Northern Portugal accounts for about 39% of the national exports and 29% of the national economy. The region was hit hard by the EU's expansion to Eastern Europe, globalization and centralization. Even if once the richest in Portugal and the largest regional economy after Lisbon, it is now the poorest of the 7 NUTS II regions of Portugal, with a GDP per capita of 16,000 euros, converted to 19,500 according to GDP in Purchasing Power Standards or 65% of the European Union average in 2017. It is also the Portuguese NUTS II region with the highest unemployment rate (9.5% as of 2007).

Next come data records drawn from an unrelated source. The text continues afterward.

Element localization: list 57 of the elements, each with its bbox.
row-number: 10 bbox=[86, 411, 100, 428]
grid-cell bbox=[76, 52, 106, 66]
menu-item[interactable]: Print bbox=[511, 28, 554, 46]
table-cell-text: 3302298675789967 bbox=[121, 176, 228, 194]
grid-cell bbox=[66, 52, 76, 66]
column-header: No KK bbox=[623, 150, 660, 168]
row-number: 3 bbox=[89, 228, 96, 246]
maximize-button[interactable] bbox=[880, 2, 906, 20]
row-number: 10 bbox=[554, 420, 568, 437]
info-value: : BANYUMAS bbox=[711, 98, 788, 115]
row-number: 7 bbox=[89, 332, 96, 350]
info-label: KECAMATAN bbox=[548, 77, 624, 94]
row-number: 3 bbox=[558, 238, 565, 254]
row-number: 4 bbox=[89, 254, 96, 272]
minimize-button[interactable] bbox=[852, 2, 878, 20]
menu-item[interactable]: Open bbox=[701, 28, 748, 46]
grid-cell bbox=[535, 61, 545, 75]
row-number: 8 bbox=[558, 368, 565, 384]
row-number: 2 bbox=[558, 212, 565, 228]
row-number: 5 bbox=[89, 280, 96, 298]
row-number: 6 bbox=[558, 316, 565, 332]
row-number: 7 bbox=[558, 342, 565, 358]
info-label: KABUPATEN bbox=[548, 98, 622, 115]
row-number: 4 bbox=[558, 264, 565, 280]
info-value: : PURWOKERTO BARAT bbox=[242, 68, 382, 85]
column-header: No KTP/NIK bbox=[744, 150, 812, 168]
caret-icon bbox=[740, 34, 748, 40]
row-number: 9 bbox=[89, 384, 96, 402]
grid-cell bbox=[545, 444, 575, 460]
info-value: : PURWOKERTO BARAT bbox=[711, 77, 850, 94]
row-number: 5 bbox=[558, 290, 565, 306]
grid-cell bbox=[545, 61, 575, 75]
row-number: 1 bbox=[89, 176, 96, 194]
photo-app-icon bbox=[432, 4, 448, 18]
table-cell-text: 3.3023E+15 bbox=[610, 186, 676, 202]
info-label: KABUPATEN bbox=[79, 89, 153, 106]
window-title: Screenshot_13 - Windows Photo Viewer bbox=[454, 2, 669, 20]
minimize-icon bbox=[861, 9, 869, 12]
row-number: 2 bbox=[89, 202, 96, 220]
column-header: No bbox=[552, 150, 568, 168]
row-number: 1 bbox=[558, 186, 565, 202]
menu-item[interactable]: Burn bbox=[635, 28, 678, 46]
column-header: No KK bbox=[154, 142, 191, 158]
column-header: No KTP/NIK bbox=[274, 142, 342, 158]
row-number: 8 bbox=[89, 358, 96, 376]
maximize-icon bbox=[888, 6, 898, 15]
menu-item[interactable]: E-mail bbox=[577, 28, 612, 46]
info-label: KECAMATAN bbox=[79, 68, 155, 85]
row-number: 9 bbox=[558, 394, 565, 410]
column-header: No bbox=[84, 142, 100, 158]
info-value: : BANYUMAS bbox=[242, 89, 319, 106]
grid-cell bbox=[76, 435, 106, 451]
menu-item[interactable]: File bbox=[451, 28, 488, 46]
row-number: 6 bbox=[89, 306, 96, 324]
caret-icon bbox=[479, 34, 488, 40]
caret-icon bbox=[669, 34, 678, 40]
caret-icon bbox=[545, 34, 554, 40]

Northern Portuguese authorities have intensely promoted tourism as a means to attract external investment and further incomes in rural areas.

| |
| GDP at current market prices by NUTS 2 (2024) |
Even if it was hit by the Global recession in 2009 and the Eurozone crisis in 2011 and 2012, it was the only region of the whole Iberian Peninsula to increase in GDP per inhabitant in purchasing power standards (PPS) in relation to the EU-28 average, by NUTS 2 regions, between 2007 and 2015. Also one of the few regions in Western Europe to do so. From 49,220 million euros to 52,740 million, while Lisbon declined from 65,590 to 63,194 million. In 2016, Northern Portugal GPD was 55,049.38 million euros at current market prices, a larger economy in that year than that of the whole countries of Bulgaria, Croatia or Slovenia, and with the largest growth in Portugal. In 2017, it reached 57,240.64 million, a 3.98% annual increase in GDP.

It is highly industrialized within its densely populated western half, where well developed subregions such as Ave, Cávado, Entre Douro e Vouga, Grande Porto, and Tâmega have a notable business activity and state-of-the-art infrastructure. Textiles, footwear, food processing, mechanical, electrical, electronics and chemical industries, as well as finance and construction, are some of the main economic activities.

Northern Portugal and Galicia form a Euroregion, based on the common historical, cultural, linguistic and economic similarities. The Euroregion has its origins in the Galicia-North Portugal Work Community, established in 1991. This Euroregion is also backed by the Eixo Atlântico ("Atlantic Axis"), a lobby of Galician and Northern Portuguese cities and municipalities.